Pennsylvania’s Superior Court creates a conflict with the Third Circuit by holding that UTPCPL claims are not subject to the economic loss doctrineOn December 11, 2013 by Schnader in schnaderfsb.com
The Pennsylvania Superior Court’s recent decision in Knight v. Springfield Hyundai is notable for two reasons. First, addressing an issue of first impression, the Court held that disputes arising in connection with automobile installment sale contracts are not subject to arbitration unless the installment sale agreement itself contains an arbitration clause. Second, and contrary to a decision by the Third Circuit, the Court held that the economic loss doctrine does not apply to claims under Pennsylvania’s Unfair Trade Practices and Consumer Protection Law (UTPCPL).
In connection with her purchase of a used car, plaintiff Beverly Knight signed two documents – a Buyer’s Order, which included the terms of the purchase, and a Retail Installment Sales Contract (RISC), which detailed her financing agreement. The Buyer’s Order contained an arbitration clause, but the RISC did not.
Alleging that the car dealer had misrepresented the condition of the vehicle she purchased, Knight sued the dealer and financing company in Pennsylvania state court. Among other claims, Knight alleged that defendants violated the UTPCPL, which prohibits sellers from engaging in unfair or deceptive acts or practices, by misrepresenting characteristics of the vehicle. The defendants filed the state law equivalent of a motion to dismiss, arguing, among other things, that the arbitration clause in the Buyer’s Order required Knight to bring her claims in arbitration and that Knight’s UTPCPL claim was barred by the economic loss doctrine.
The trial court dismissed several of Knight’s claims, including her UTPCPL claim, and held that she was required to arbitrate her surviving claims. Knight then proceeded to arbitration, at the conclusion of which the arbitrator awarded her $971.41, plus costs and fees. Knight filed a motion in the trial court to vacate the arbitration award, which the trial court denied.
On appeal, the Superior Court first held that the trial court erred in compelling arbitration. Under Pennsylvania’s Motor Vehicle Sales Finance Act (MVSFA), an installment sale contract for the purchase of an automobile “shall contain all of the agreements between the buyer and seller relating to the installment sale of the motor vehicle sold.” The Court held that this language clearly and unambiguously provides that “when a buyer makes a purchase of a vehicle by installment sale, the RISC subsumes all other agreements relating to the sale.” Therefore, the Court held that the Buyer’s Order was subsumed by the RISC, and since the RISC did not contain an arbitration clause, no enforceable agreement to arbitrate existed.

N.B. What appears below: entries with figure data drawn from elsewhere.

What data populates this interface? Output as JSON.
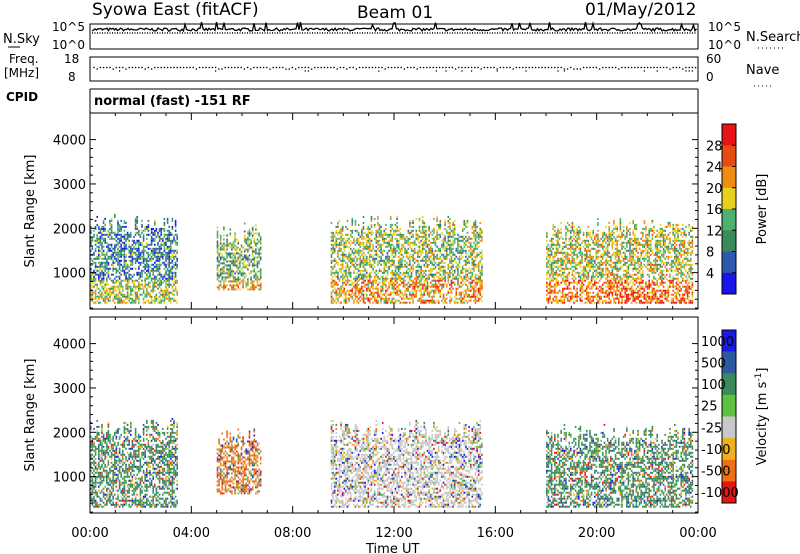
{
  "header": {
    "station": "Syowa East (fitACF)",
    "beam": "Beam 01",
    "date": "01/May/2012"
  },
  "strips": {
    "nsky_label": "N.Sky",
    "nsky_ticks": [
      "10^5",
      "10^0"
    ],
    "nsearch_label": "N.Search",
    "nsearch_ticks": [
      "10^5",
      "10^0"
    ],
    "freq_label": "Freq.",
    "freq_unit": "[MHz]",
    "freq_ticks": [
      "18",
      "8"
    ],
    "nave_label": "Nave",
    "nave_ticks": [
      "60",
      "0"
    ],
    "cpid_label": "CPID",
    "cpid_text": "normal (fast) -151 RF"
  },
  "x_axis": {
    "label": "Time UT",
    "ticks": [
      "00:00",
      "04:00",
      "08:00",
      "12:00",
      "16:00",
      "20:00",
      "00:00"
    ]
  },
  "chart_data": [
    {
      "type": "heatmap",
      "panel": "power",
      "ylabel": "Slant Range [km]",
      "ylim": [
        180,
        4600
      ],
      "yticks": [
        "1000",
        "2000",
        "3000",
        "4000"
      ],
      "xlim_hours": [
        0,
        24
      ],
      "colorbar": {
        "label": "Power [dB]",
        "ticks": [
          "4",
          "8",
          "12",
          "16",
          "20",
          "24",
          "28"
        ],
        "colors": [
          "#1a14e6",
          "#2c5ab0",
          "#3a8a5c",
          "#4cb36e",
          "#e6d21e",
          "#f08c14",
          "#e64b14",
          "#e61414"
        ]
      },
      "echo_regions": [
        {
          "t0": 0.0,
          "t1": 3.5,
          "r0": 300,
          "r1": 2300,
          "value": 12
        },
        {
          "t0": 5.0,
          "t1": 6.8,
          "r0": 600,
          "r1": 2100,
          "value": 16
        },
        {
          "t0": 9.5,
          "t1": 15.5,
          "r0": 300,
          "r1": 2300,
          "value": 18
        },
        {
          "t0": 18.0,
          "t1": 23.8,
          "r0": 300,
          "r1": 2200,
          "value": 20
        }
      ]
    },
    {
      "type": "heatmap",
      "panel": "velocity",
      "ylabel": "Slant Range [km]",
      "ylim": [
        180,
        4600
      ],
      "yticks": [
        "1000",
        "2000",
        "3000",
        "4000"
      ],
      "xlim_hours": [
        0,
        24
      ],
      "colorbar": {
        "label": "Velocity [m s",
        "label_superscript": "-1",
        "label_close": "]",
        "ticks": [
          "1000",
          "500",
          "100",
          "25",
          "-25",
          "-100",
          "-500",
          "-1000"
        ],
        "colors": [
          "#1a1ae6",
          "#2c5aa0",
          "#3a8a5c",
          "#60c040",
          "#c8c8c8",
          "#f0b01e",
          "#f07014",
          "#e61414"
        ]
      },
      "echo_regions": [
        {
          "t0": 0.0,
          "t1": 3.5,
          "r0": 300,
          "r1": 2300,
          "value": 100
        },
        {
          "t0": 5.0,
          "t1": 6.8,
          "r0": 600,
          "r1": 2100,
          "value": -500
        },
        {
          "t0": 9.5,
          "t1": 15.5,
          "r0": 300,
          "r1": 2300,
          "value": 0
        },
        {
          "t0": 18.0,
          "t1": 23.8,
          "r0": 300,
          "r1": 2200,
          "value": 100
        }
      ]
    }
  ]
}
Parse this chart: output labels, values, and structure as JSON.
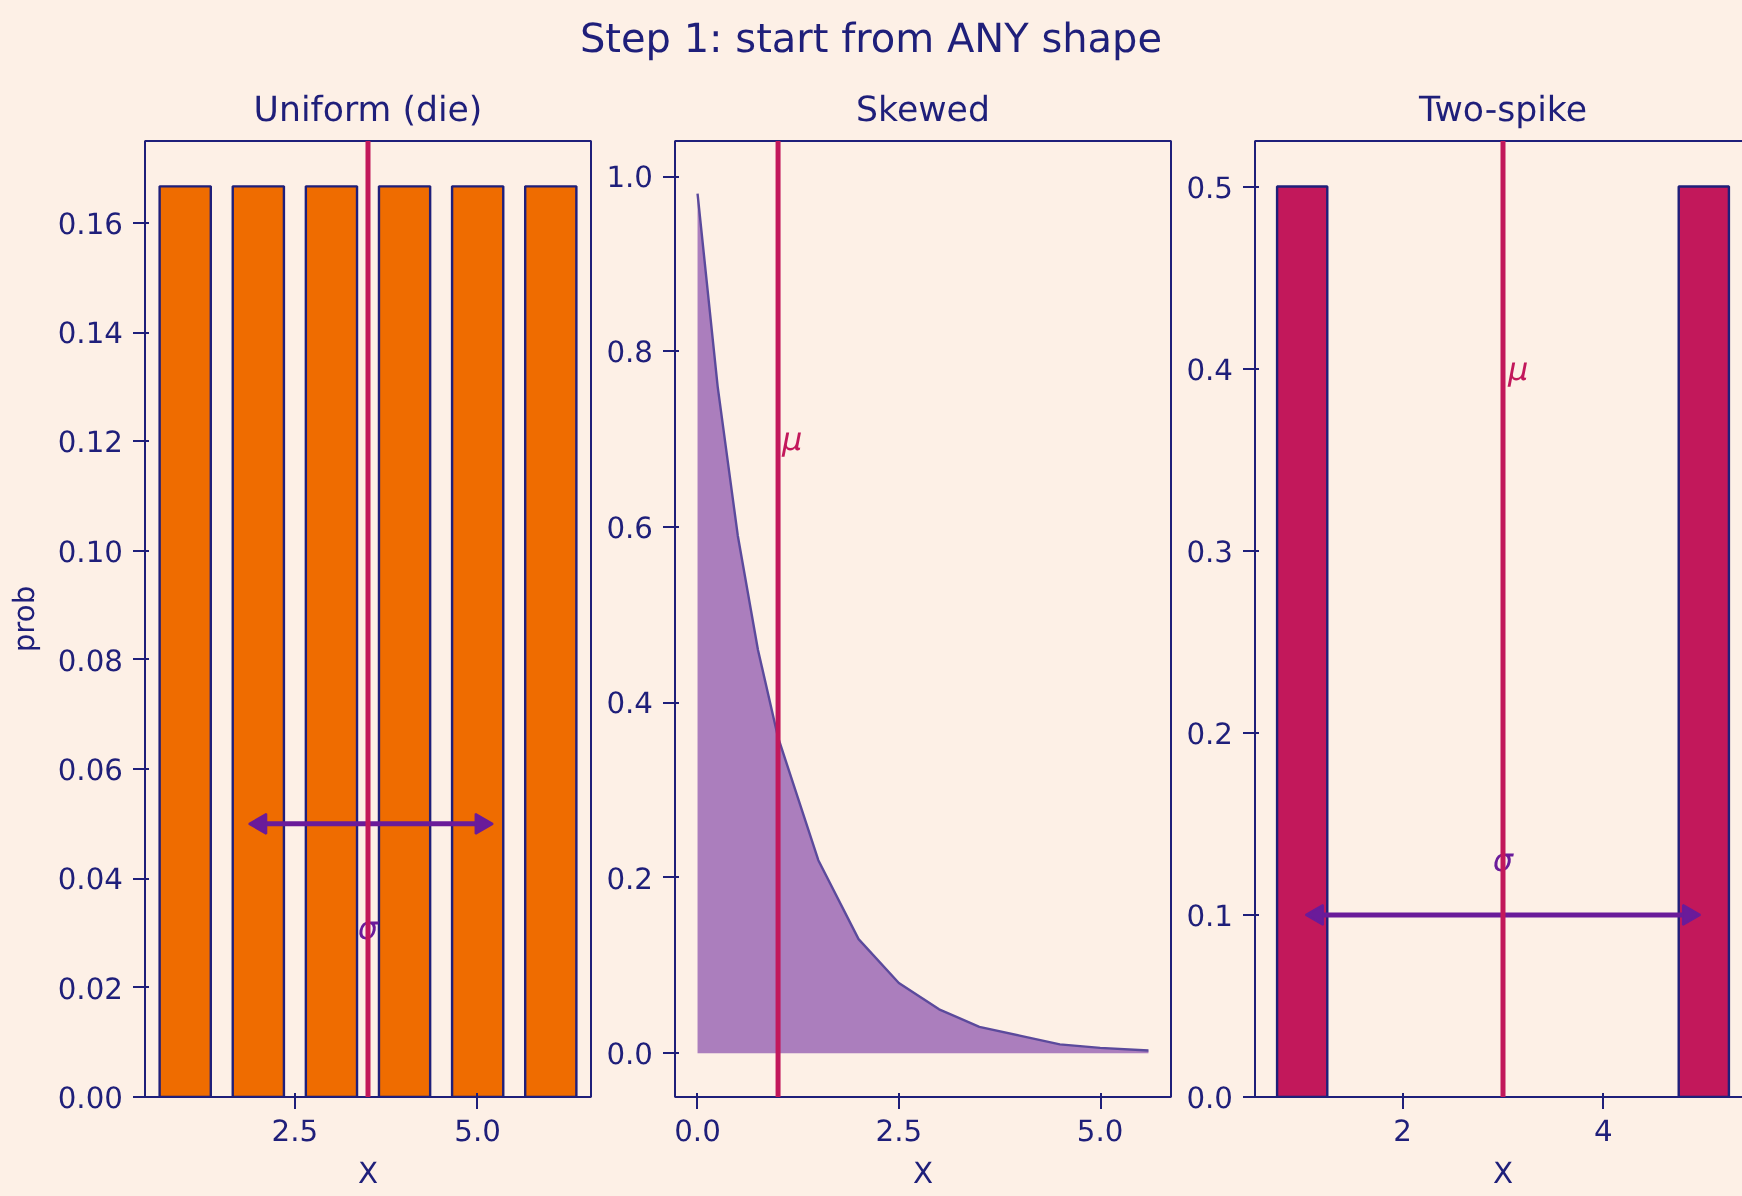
{
  "chart_data": [
    {
      "type": "other",
      "title": "Step 1: start from ANY shape"
    },
    {
      "type": "bar",
      "title": "Uniform (die)",
      "xlabel": "X",
      "ylabel": "prob",
      "x": [
        1,
        2,
        3,
        4,
        5,
        6
      ],
      "xlim": [
        0.45,
        6.55
      ],
      "xticks": [
        {
          "value": 2.5,
          "label": "2.5"
        },
        {
          "value": 5.0,
          "label": "5.0"
        }
      ],
      "ylim": [
        0,
        0.175
      ],
      "yticks": [
        {
          "value": 0,
          "label": "0.00"
        },
        {
          "value": 0.02,
          "label": "0.02"
        },
        {
          "value": 0.04,
          "label": "0.04"
        },
        {
          "value": 0.06,
          "label": "0.06"
        },
        {
          "value": 0.08,
          "label": "0.08"
        },
        {
          "value": 0.1,
          "label": "0.10"
        },
        {
          "value": 0.12,
          "label": "0.12"
        },
        {
          "value": 0.14,
          "label": "0.14"
        },
        {
          "value": 0.16,
          "label": "0.16"
        }
      ],
      "grid": false,
      "series": [
        {
          "type": "bar",
          "color": "#ef6c00",
          "values": [
            0.1667,
            0.1667,
            0.1667,
            0.1667,
            0.1667,
            0.1667
          ]
        },
        {
          "type": "line",
          "marker": "triangle",
          "color": "#6a1b9a",
          "x": [
            2.03,
            5.05
          ],
          "values": [
            0.05,
            0.05
          ]
        }
      ],
      "ref_lines": [
        {
          "axis": "x",
          "value": 3.5,
          "color": "#c2185b"
        }
      ],
      "annotations": [
        {
          "text": "σ",
          "x": 3.5,
          "y": 0.031
        }
      ]
    },
    {
      "type": "area",
      "title": "Skewed",
      "xlabel": "X",
      "x": [
        0,
        0.25,
        0.5,
        0.75,
        1,
        1.5,
        2,
        2.5,
        3,
        3.5,
        4,
        4.5,
        5,
        5.6
      ],
      "xlim": [
        -0.28,
        5.88
      ],
      "xticks": [
        {
          "value": 0,
          "label": "0.0"
        },
        {
          "value": 2.5,
          "label": "2.5"
        },
        {
          "value": 5.0,
          "label": "5.0"
        }
      ],
      "ylim": [
        -0.05,
        1.04
      ],
      "yticks": [
        {
          "value": 0,
          "label": "0.0"
        },
        {
          "value": 0.2,
          "label": "0.2"
        },
        {
          "value": 0.4,
          "label": "0.4"
        },
        {
          "value": 0.6,
          "label": "0.6"
        },
        {
          "value": 0.8,
          "label": "0.8"
        },
        {
          "value": 1.0,
          "label": "1.0"
        }
      ],
      "grid": false,
      "series": [
        {
          "type": "area",
          "color": "#9c6ab5",
          "values": [
            0.98,
            0.76,
            0.59,
            0.46,
            0.36,
            0.22,
            0.13,
            0.08,
            0.05,
            0.03,
            0.02,
            0.01,
            0.006,
            0.003
          ]
        }
      ],
      "ref_lines": [
        {
          "axis": "x",
          "value": 1,
          "color": "#c2185b"
        }
      ],
      "annotations": [
        {
          "text": "μ",
          "x": 1.05,
          "y": 0.7
        }
      ]
    },
    {
      "type": "bar",
      "title": "Two-spike",
      "xlabel": "X",
      "x": [
        1,
        5
      ],
      "xlim": [
        0.53,
        5.47
      ],
      "xticks": [
        2,
        4
      ],
      "ylim": [
        0,
        0.525
      ],
      "yticks": [
        {
          "value": 0,
          "label": "0.0"
        },
        {
          "value": 0.1,
          "label": "0.1"
        },
        {
          "value": 0.2,
          "label": "0.2"
        },
        {
          "value": 0.3,
          "label": "0.3"
        },
        {
          "value": 0.4,
          "label": "0.4"
        },
        {
          "value": 0.5,
          "label": "0.5"
        }
      ],
      "grid": false,
      "series": [
        {
          "type": "bar",
          "color": "#c2185b",
          "values": [
            0.5,
            0.5
          ]
        },
        {
          "type": "line",
          "marker": "triangle",
          "color": "#6a1b9a",
          "x": [
            1.15,
            4.85
          ],
          "values": [
            0.1,
            0.1
          ]
        }
      ],
      "ref_lines": [
        {
          "axis": "x",
          "value": 3,
          "color": "#c2185b"
        }
      ],
      "annotations": [
        {
          "text": "σ",
          "x": 3,
          "y": 0.13
        },
        {
          "text": "μ",
          "x": 3.05,
          "y": 0.4
        }
      ]
    }
  ]
}
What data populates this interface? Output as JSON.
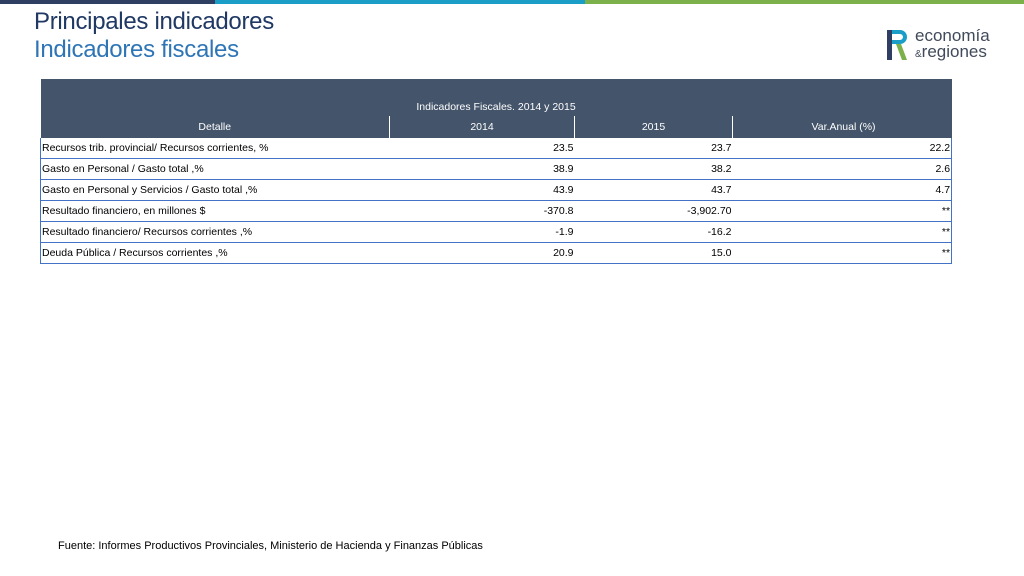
{
  "slide": {
    "title": "Principales indicadores",
    "subtitle": "Indicadores fiscales",
    "source": "Fuente: Informes Productivos Provinciales, Ministerio de Hacienda y Finanzas Públicas"
  },
  "logo": {
    "line1": "economía",
    "amp": "&",
    "line2": "regiones"
  },
  "colors": {
    "title": "#1f3864",
    "subtitle": "#2e75b6",
    "header_bg": "#44546a",
    "row_border": "#4472c4"
  },
  "table": {
    "caption": "Indicadores Fiscales. 2014 y 2015",
    "headers": [
      "Detalle",
      "2014",
      "2015",
      "Var.Anual (%)"
    ],
    "rows": [
      [
        "Recursos trib. provincial/ Recursos corrientes, %",
        "23.5",
        "23.7",
        "22.2"
      ],
      [
        "Gasto en Personal / Gasto total ,%",
        "38.9",
        "38.2",
        "2.6"
      ],
      [
        "Gasto en Personal y Servicios / Gasto total ,%",
        "43.9",
        "43.7",
        "4.7"
      ],
      [
        "Resultado financiero, en millones $",
        "-370.8",
        "-3,902.70",
        "**"
      ],
      [
        "Resultado financiero/ Recursos corrientes ,%",
        "-1.9",
        "-16.2",
        "**"
      ],
      [
        "Deuda Pública / Recursos corrientes ,%",
        "20.9",
        "15.0",
        "**"
      ]
    ]
  }
}
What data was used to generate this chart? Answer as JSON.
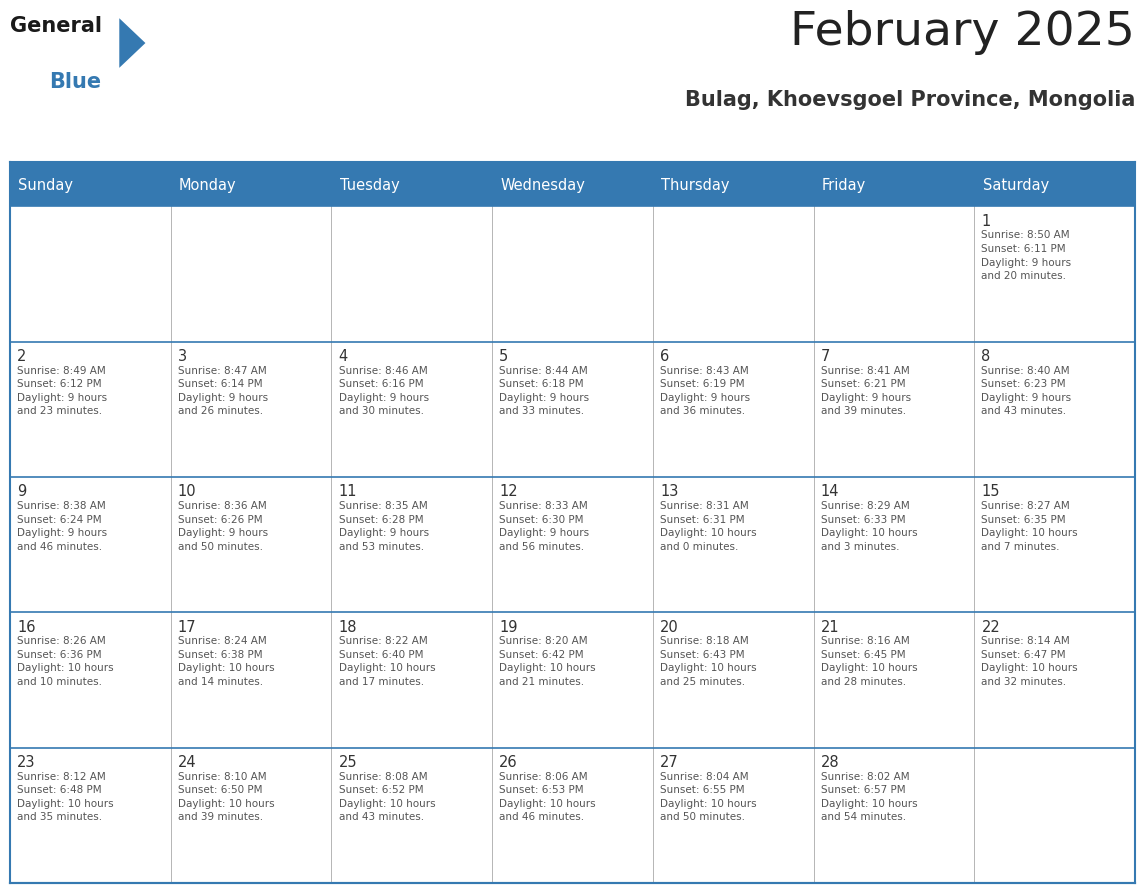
{
  "title": "February 2025",
  "subtitle": "Bulag, Khoevsgoel Province, Mongolia",
  "header_color": "#3579B1",
  "header_text_color": "#FFFFFF",
  "border_color": "#3579B1",
  "cell_divider_color": "#AAAAAA",
  "day_headers": [
    "Sunday",
    "Monday",
    "Tuesday",
    "Wednesday",
    "Thursday",
    "Friday",
    "Saturday"
  ],
  "title_color": "#222222",
  "subtitle_color": "#333333",
  "day_number_color": "#333333",
  "cell_text_color": "#555555",
  "logo_general_color": "#1a1a1a",
  "logo_blue_color": "#3579B1",
  "logo_triangle_color": "#3579B1",
  "calendar_data": [
    [
      null,
      null,
      null,
      null,
      null,
      null,
      {
        "day": "1",
        "sunrise": "8:50 AM",
        "sunset": "6:11 PM",
        "daylight": "9 hours\nand 20 minutes."
      }
    ],
    [
      {
        "day": "2",
        "sunrise": "8:49 AM",
        "sunset": "6:12 PM",
        "daylight": "9 hours\nand 23 minutes."
      },
      {
        "day": "3",
        "sunrise": "8:47 AM",
        "sunset": "6:14 PM",
        "daylight": "9 hours\nand 26 minutes."
      },
      {
        "day": "4",
        "sunrise": "8:46 AM",
        "sunset": "6:16 PM",
        "daylight": "9 hours\nand 30 minutes."
      },
      {
        "day": "5",
        "sunrise": "8:44 AM",
        "sunset": "6:18 PM",
        "daylight": "9 hours\nand 33 minutes."
      },
      {
        "day": "6",
        "sunrise": "8:43 AM",
        "sunset": "6:19 PM",
        "daylight": "9 hours\nand 36 minutes."
      },
      {
        "day": "7",
        "sunrise": "8:41 AM",
        "sunset": "6:21 PM",
        "daylight": "9 hours\nand 39 minutes."
      },
      {
        "day": "8",
        "sunrise": "8:40 AM",
        "sunset": "6:23 PM",
        "daylight": "9 hours\nand 43 minutes."
      }
    ],
    [
      {
        "day": "9",
        "sunrise": "8:38 AM",
        "sunset": "6:24 PM",
        "daylight": "9 hours\nand 46 minutes."
      },
      {
        "day": "10",
        "sunrise": "8:36 AM",
        "sunset": "6:26 PM",
        "daylight": "9 hours\nand 50 minutes."
      },
      {
        "day": "11",
        "sunrise": "8:35 AM",
        "sunset": "6:28 PM",
        "daylight": "9 hours\nand 53 minutes."
      },
      {
        "day": "12",
        "sunrise": "8:33 AM",
        "sunset": "6:30 PM",
        "daylight": "9 hours\nand 56 minutes."
      },
      {
        "day": "13",
        "sunrise": "8:31 AM",
        "sunset": "6:31 PM",
        "daylight": "10 hours\nand 0 minutes."
      },
      {
        "day": "14",
        "sunrise": "8:29 AM",
        "sunset": "6:33 PM",
        "daylight": "10 hours\nand 3 minutes."
      },
      {
        "day": "15",
        "sunrise": "8:27 AM",
        "sunset": "6:35 PM",
        "daylight": "10 hours\nand 7 minutes."
      }
    ],
    [
      {
        "day": "16",
        "sunrise": "8:26 AM",
        "sunset": "6:36 PM",
        "daylight": "10 hours\nand 10 minutes."
      },
      {
        "day": "17",
        "sunrise": "8:24 AM",
        "sunset": "6:38 PM",
        "daylight": "10 hours\nand 14 minutes."
      },
      {
        "day": "18",
        "sunrise": "8:22 AM",
        "sunset": "6:40 PM",
        "daylight": "10 hours\nand 17 minutes."
      },
      {
        "day": "19",
        "sunrise": "8:20 AM",
        "sunset": "6:42 PM",
        "daylight": "10 hours\nand 21 minutes."
      },
      {
        "day": "20",
        "sunrise": "8:18 AM",
        "sunset": "6:43 PM",
        "daylight": "10 hours\nand 25 minutes."
      },
      {
        "day": "21",
        "sunrise": "8:16 AM",
        "sunset": "6:45 PM",
        "daylight": "10 hours\nand 28 minutes."
      },
      {
        "day": "22",
        "sunrise": "8:14 AM",
        "sunset": "6:47 PM",
        "daylight": "10 hours\nand 32 minutes."
      }
    ],
    [
      {
        "day": "23",
        "sunrise": "8:12 AM",
        "sunset": "6:48 PM",
        "daylight": "10 hours\nand 35 minutes."
      },
      {
        "day": "24",
        "sunrise": "8:10 AM",
        "sunset": "6:50 PM",
        "daylight": "10 hours\nand 39 minutes."
      },
      {
        "day": "25",
        "sunrise": "8:08 AM",
        "sunset": "6:52 PM",
        "daylight": "10 hours\nand 43 minutes."
      },
      {
        "day": "26",
        "sunrise": "8:06 AM",
        "sunset": "6:53 PM",
        "daylight": "10 hours\nand 46 minutes."
      },
      {
        "day": "27",
        "sunrise": "8:04 AM",
        "sunset": "6:55 PM",
        "daylight": "10 hours\nand 50 minutes."
      },
      {
        "day": "28",
        "sunrise": "8:02 AM",
        "sunset": "6:57 PM",
        "daylight": "10 hours\nand 54 minutes."
      },
      null
    ]
  ]
}
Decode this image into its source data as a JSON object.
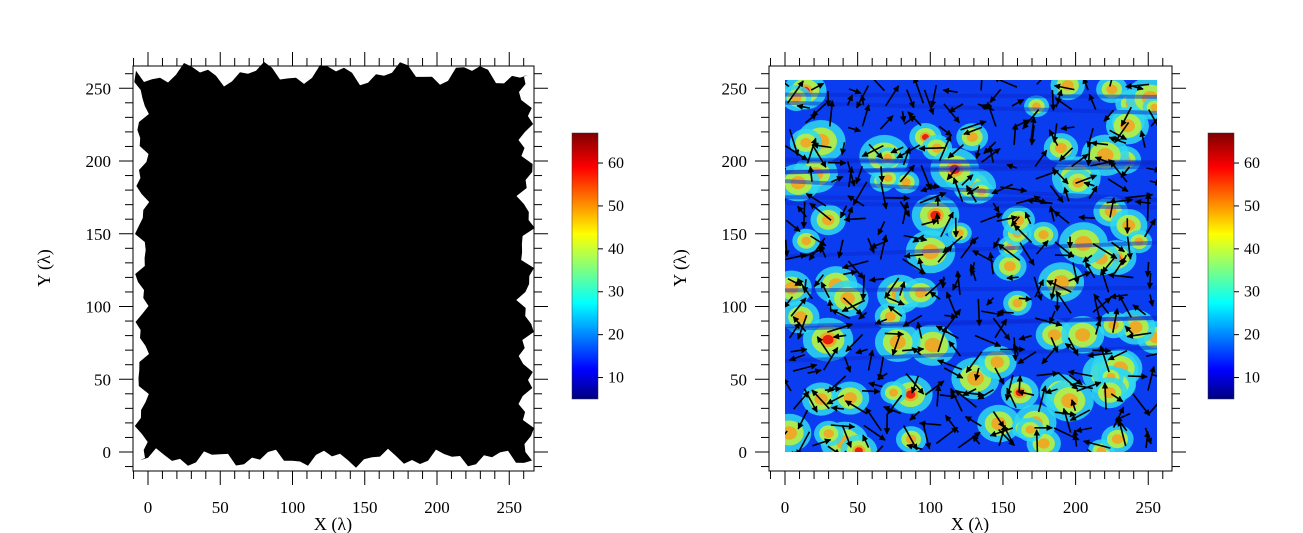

The Superior Court also held that the economic loss doctrine, which prohibits plaintiffs from recovering in tort for purely economic damages, does not prohibit Knight from pursuing her UTPCPL claim on remand. This holding contradicts the 2002 case Werwinski v. Ford Motor Company, in which the Third Circuit predicted that the Pennsylvania Supreme Court would hold that the economic loss doctrine bars claims under the UTPCPL. The Superior Court did not discuss Werwinski, instead relying on Excavation Technologies, Inc. v. Columbia Gas Co., a 2009 decision in which the Pennsylvania Supreme Court stated that the economic loss doctrine bars claims “for negligence that result solely in economic damages unaccompanied by physical injury or property damage.” From this statement, the Superior Court concluded that the economic loss doctrine only bars negligence-based claims and, because UTPCPL claims are statutory claims that do not sound in negligence, they are not barred by the doctrine.
The Superior Court’s reliance on Excavation Technologies for the proposition that the economic loss doctrine only applies to claims sounding in negligence is questionable. The sole claim at issue in Excavation Technologies was one for negligent misrepresentation, so the Supreme Court was not faced with the question and did not hold that the economic loss doctrine is inapplicable to claims that do not sound in negligence.
Unless and until the Pennsylvania Supreme Court resolves the discrepancy, the economic loss doctrine will not be a viable defense to a UTPCPL claim in the Pennsylvania state trial courts, which are bound by Knight, but may still be a viable defense to a UTPCPL claim in the federal trial courts in the Third Circuit, which are bound by Werwinski.